Opinión

Diversidad del descontento latinoamericano

 

Fuente: Héctor Aguilar Camín – Mèxico.

 
Se oye mucho decir que la revuelta de Chile es el fracaso final del neoliberalismo en el continente y el regreso de la marea rosa al poder, dado lo que pasó en Argentina, con el regreso del peronismo y con el fraudulento refrendo de Evo Morales en Bolivia. Pero el mapa real es muy diverso. Para empezar, las únicas dos verdaderas catástrofes económicas y políticas que hay en el continente no son herencia del neoliberalismo, sino de las tradiciones duras de nuestra izquierda.
 
 
Esas catástrofes son Cuba y Venezuela. Les sigue los pasos Nicaragua. Luego están las crisis políticas y económicas relativas que cambian la marea del continente con cada elección. Ahí también reina la diversidad. Lo que llevó a Jair Bolsonaro al poder en Brasil no fue el fracaso del neoliberalismo, sino el fracaso de los gobiernos de izquierda de Luiz Inácio Lula y de Dilma Rousseff. El fracaso de la izquierda de los Kirchner, en particular el de Cristina, fue el que llevó a Mauricio Macri al poder en Argentina.
 
 
Macri fracasó a su vez, rotundamente, como antes Fernando de la Rúa, en su intento de ajustar lo que le dejaron. Devuelve ahora el poder, con la economía llena de agujeros, a los mismos que le entregaron el país lleno de agujeros. Bolivia vive la crisis propiamente antidemocrática de un presidente que para reelegirse alteró la elección. Ecuador vivió un motín popular por un aumento torpe de precios de los combustibles, seguro combustible para el motín.
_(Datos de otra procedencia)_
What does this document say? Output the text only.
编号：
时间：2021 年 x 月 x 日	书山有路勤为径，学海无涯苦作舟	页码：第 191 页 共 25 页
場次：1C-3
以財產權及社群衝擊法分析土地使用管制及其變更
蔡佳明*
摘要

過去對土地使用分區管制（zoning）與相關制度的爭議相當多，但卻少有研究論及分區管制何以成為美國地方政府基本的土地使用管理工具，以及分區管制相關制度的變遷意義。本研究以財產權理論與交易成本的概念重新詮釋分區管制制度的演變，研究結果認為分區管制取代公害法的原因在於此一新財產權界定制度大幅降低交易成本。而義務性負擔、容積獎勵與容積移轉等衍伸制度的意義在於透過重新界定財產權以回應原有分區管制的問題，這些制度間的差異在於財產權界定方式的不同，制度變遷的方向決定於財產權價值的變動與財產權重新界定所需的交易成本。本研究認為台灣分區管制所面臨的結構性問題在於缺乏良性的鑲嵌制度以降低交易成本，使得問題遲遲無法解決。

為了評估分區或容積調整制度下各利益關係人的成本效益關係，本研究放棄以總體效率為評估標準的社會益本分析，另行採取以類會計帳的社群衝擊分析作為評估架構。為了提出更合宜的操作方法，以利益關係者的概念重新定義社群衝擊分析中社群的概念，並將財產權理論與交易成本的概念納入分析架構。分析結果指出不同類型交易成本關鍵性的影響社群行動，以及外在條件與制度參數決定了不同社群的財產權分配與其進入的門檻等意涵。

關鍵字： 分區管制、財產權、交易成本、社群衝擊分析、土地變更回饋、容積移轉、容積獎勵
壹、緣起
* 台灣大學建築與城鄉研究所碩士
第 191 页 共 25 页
Perú repite cuasi freudianamente la historia de conflicto de poderes que condujo a la dictadura de Alberto Fujimori, cuya hija Keiko, es hoy actora central, desde el Congreso, del nuevo desafío de poderes.
 
 
¿La Colombia de hoy es neoliberal o es de izquierda? ¿Uruguay está regresando de la izquierda y yendo al neoliberalismo porque puede perder el Frente Amplio? No lo creo. Quizá lo que no sirve son las etiquetas y las generalizaciones gruesas: neoliberalismo, izquierda, derecha, populismo, cambio de época, fin de época… Siempre están ahí las causas profundas de nuestras crisis: la desigualdad, el bajo crecimiento, la ilegalidad, la falta de un estado de bienestar, la violencia. Pero las diferencias son tan importantes como las similitudes.